Until you do, forget the question of code re-use. If you start trying to refactor now, all you're going to be doing is burning £5 notes (replace currency as applicable).

Unless there's at least one person who has the time to both understand the product requirements for Product B, and understand (at least approximately) the code base of Product A, you might as well start drafting the appendix to Death March now.

Andrew Cherry
Thursday, September 02, 2004

Product A is active and going to be alive for a long time.

I am afraid that instead of developing ‘Product B’ specific functionalities, we will be spending most of the 'Product B' development time on correcting Product A code base to create a platform on which again the Product B code have to be written.

Afraid to tell my name
Thursday, September 02, 2004

Substitute 'correcting' with 'Refactoring' :)

Afraid to tell my name
Thursday, September 02, 2004

Sounds like a crock of shit. What do you want us to do?
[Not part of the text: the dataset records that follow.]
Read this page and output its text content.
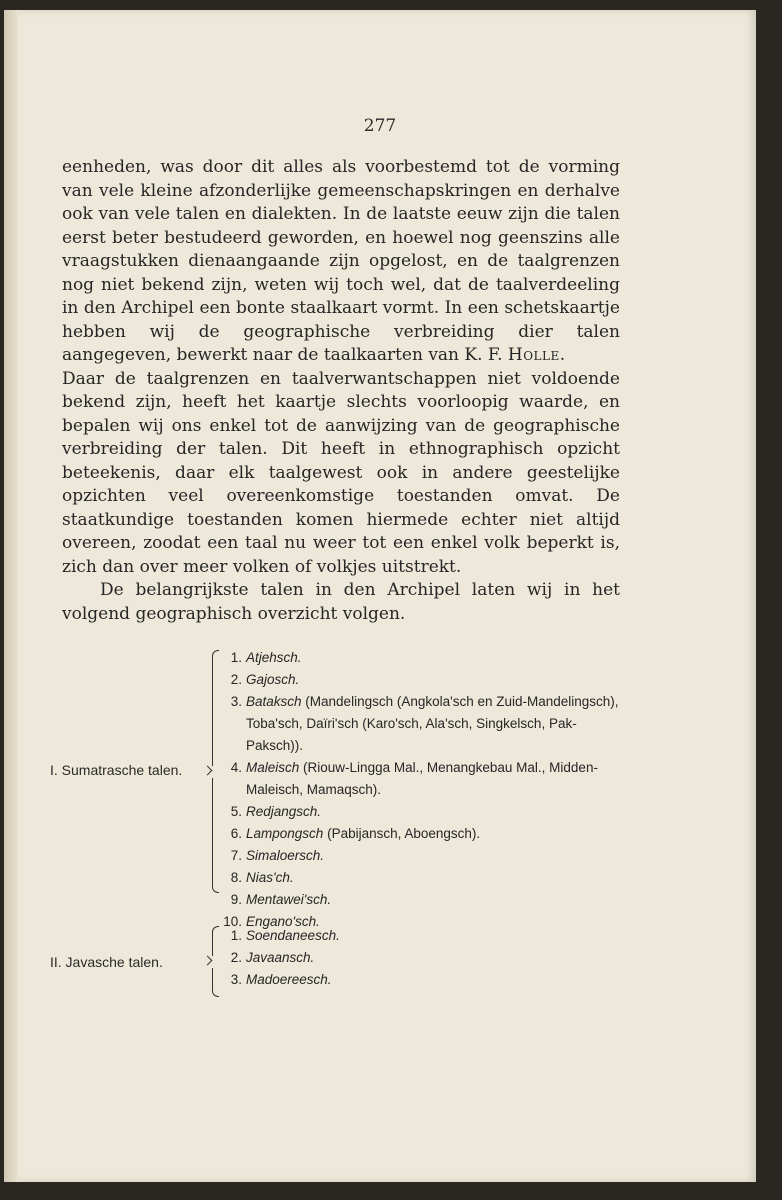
277

eenheden, was door dit alles als voorbestemd tot de vorming van vele kleine afzonderlijke gemeenschapskringen en derhalve ook van vele talen en dialekten. In de laatste eeuw zijn die talen eerst beter bestudeerd geworden, en hoewel nog geenszins alle vraagstukken dienaangaande zijn opgelost, en de taalgrenzen nog niet bekend zijn, weten wij toch wel, dat de taalverdeeling in den Archipel een bonte staalkaart vormt. In een schetskaartje hebben wij de geographische verbreiding dier talen aangegeven, bewerkt naar de taalkaarten van K. F. Holle.

Daar de taalgrenzen en taalverwantschappen niet voldoende bekend zijn, heeft het kaartje slechts voorloopig waarde, en bepalen wij ons enkel tot de aanwijzing van de geographische verbreiding der talen. Dit heeft in ethnographisch opzicht beteekenis, daar elk taalgewest ook in andere geestelijke opzichten veel overeenkomstige toestanden omvat. De staatkundige toestanden komen hiermede echter niet altijd overeen, zoodat een taal nu weer tot een enkel volk beperkt is, zich dan over meer volken of volkjes uitstrekt.

De belangrijkste talen in den Archipel laten wij in het volgend geographisch overzicht volgen.

I. Sumatrasche talen.
1. Atjehsch.
2. Gajosch.
3. Bataksch (Mandelingsch (Angkola'sch en Zuid-Mandelingsch), Toba'sch, Daïri'sch (Karo'sch, Ala'sch, Singkelsch, Pak-Paksch)).
4. Maleisch (Riouw-Lingga Mal., Menangkebau Mal., Midden-Maleisch, Mamaqsch).
5. Redjangsch.
6. Lampongsch (Pabijansch, Aboengsch).
7. Simaloersch.
8. Nias'ch.
9. Mentawei'sch.
10. Engano'sch.
II. Javasche talen.
1. Soendaneesch.
2. Javaansch.
3. Madoereesch.
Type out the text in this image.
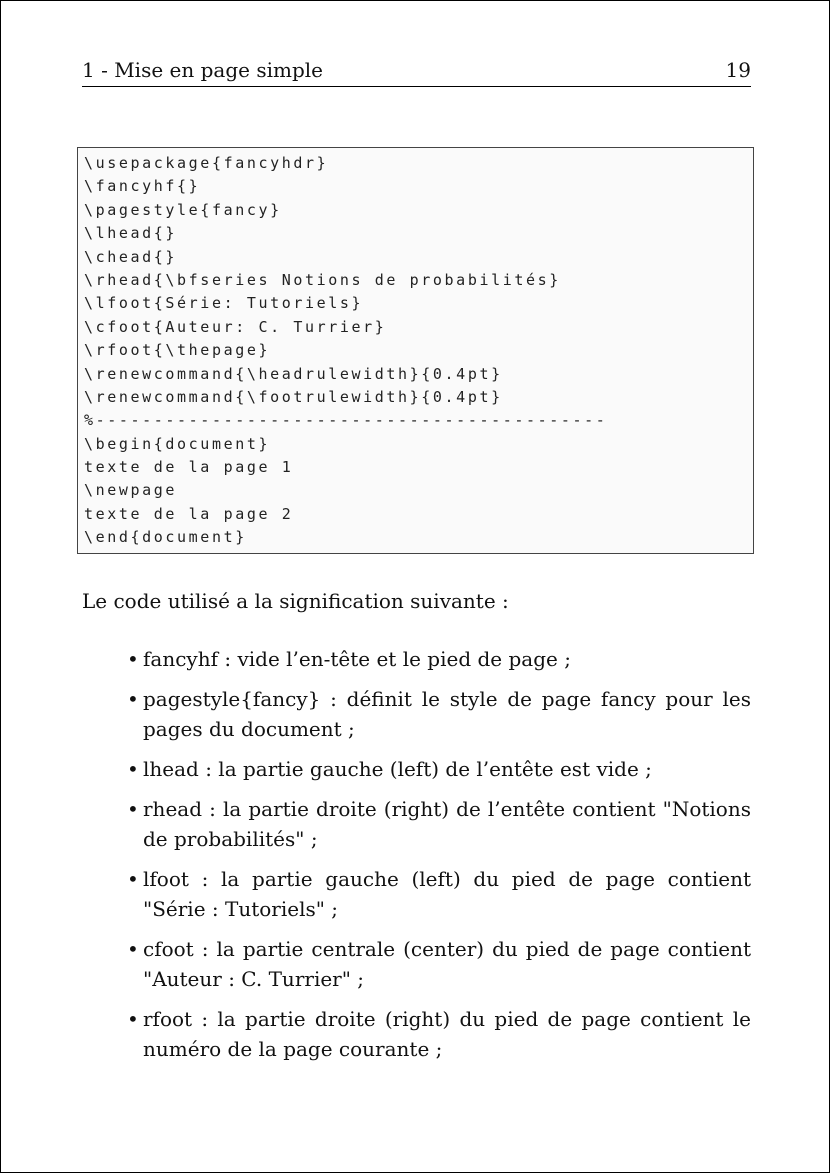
1 - Mise en page simple	19
\usepackage{fancyhdr}
\fancyhf{}
\pagestyle{fancy}
\lhead{}
\chead{}
\rhead{\bfseries Notions de probabilités}
\lfoot{Série: Tutoriels}
\cfoot{Auteur: C. Turrier}
\rfoot{\thepage}
\renewcommand{\headrulewidth}{0.4pt}
\renewcommand{\footrulewidth}{0.4pt}
%--------------------------------------------
\begin{document}
texte de la page 1
\newpage
texte de la page 2
\end{document}
Le code utilisé a la signification suivante :
• fancyhf : vide l’en-tête et le pied de page ;
• pagestyle{fancy} : définit le style de page fancy pour les pages du document ;
• lhead : la partie gauche (left) de l’entête est vide ;
• rhead : la partie droite (right) de l’entête contient "Notions de probabilités" ;
• lfoot : la partie gauche (left) du pied de page contient "Série : Tutoriels" ;
• cfoot : la partie centrale (center) du pied de page contient "Auteur : C. Turrier" ;
• rfoot : la partie droite (right) du pied de page contient le numéro de la page courante ;
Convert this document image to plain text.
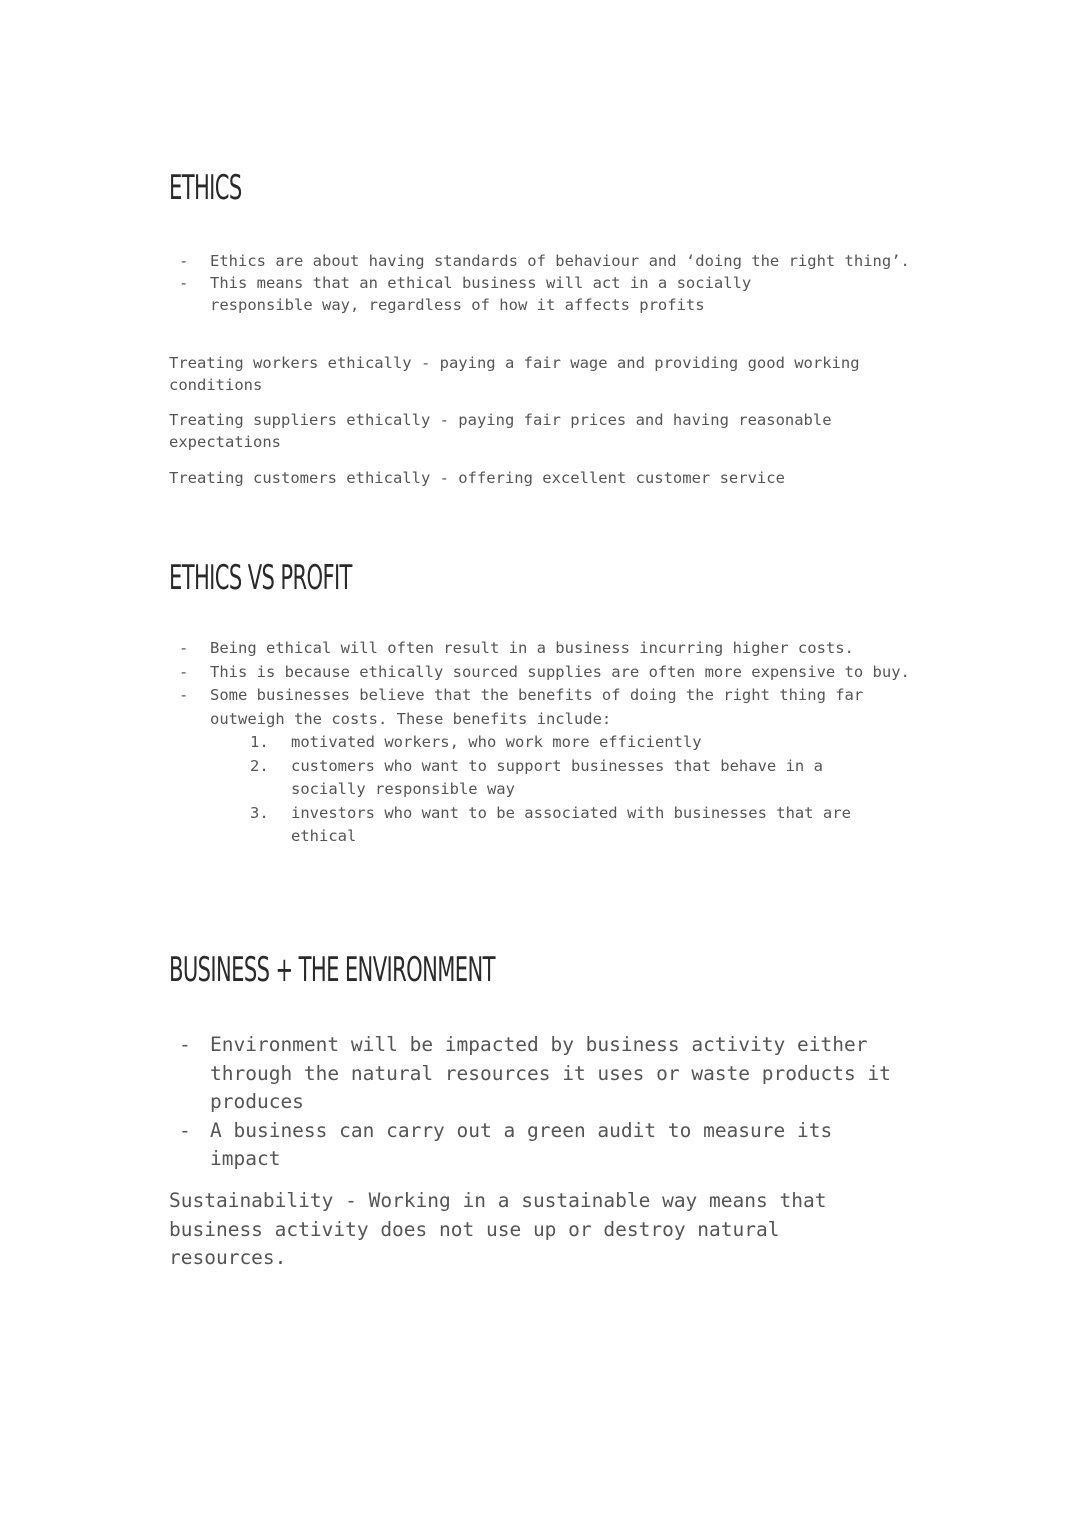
ETHICS
- Ethics are about having standards of behaviour and ‘doing the right thing’.
- This means that an ethical business will act in a socially responsible way, regardless of how it affects profits

Treating workers ethically - paying a fair wage and providing good working conditions

Treating suppliers ethically - paying fair prices and having reasonable expectations

Treating customers ethically - offering excellent customer service

ETHICS VS PROFIT
- Being ethical will often result in a business incurring higher costs.
- This is because ethically sourced supplies are often more expensive to buy.
- Some businesses believe that the benefits of doing the right thing far outweigh the costs. These benefits include:
1. motivated workers, who work more efficiently
2. customers who want to support businesses that behave in a socially responsible way
3. investors who want to be associated with businesses that are ethical
BUSINESS + THE ENVIRONMENT
- Environment will be impacted by business activity either through the natural resources it uses or waste products it produces
- A business can carry out a green audit to measure its impact

Sustainability - Working in a sustainable way means that business activity does not use up or destroy natural resources.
Thursday, September 02, 2004

"Product A is active and going to be alive for a long time. "

maybe you can forget Product A and rebuild (not refactory) product B (of course, you can copy some codes from product A)

There is  possible risk in development process of product B.  When you "correcting Product A code base to create a platform", maybe you make product B *dependent* on product A in the early phase of development process? Only you know the details.

redguardtoo
http://www.d2ksoft.com

redguardtoo
Thursday, September 02, 2004

I second Andrew.  You *need* the spec for Product B before you can make any decisions.  That includes the premature decision that your pointy haired bosses have already made to reuse Product A code, although it doesn't sound like you have any say in getting them to consider that more carefully.  But you should insist on knowing more about B before you start trying to figure out what chunks to rip out of A, or whether you want to create a common code base.

Joe
Thursday, September 02, 2004

Third that.  Are the following suppositions correct?

1) Product A is up and running with maintainance staff of 2.

2) Product A users like it as it is - working.

3) Product A development team is dispersed / out the door.

If so, no one sane would touch Product A,  it would be like fitting a new motor to a jetplane in midair. The task is way beyond the maintenance guys (been there, done that) and is a threat to the product. Let it go.

Copy A's codebase to B and start afresh. Use relevant chunks from A, but do not retrofit to A.  Rehire any good guys from A's development and tell them it's their last chance to get it right.

And sack your managers - they're nitwits. Quote from this thread if it helps.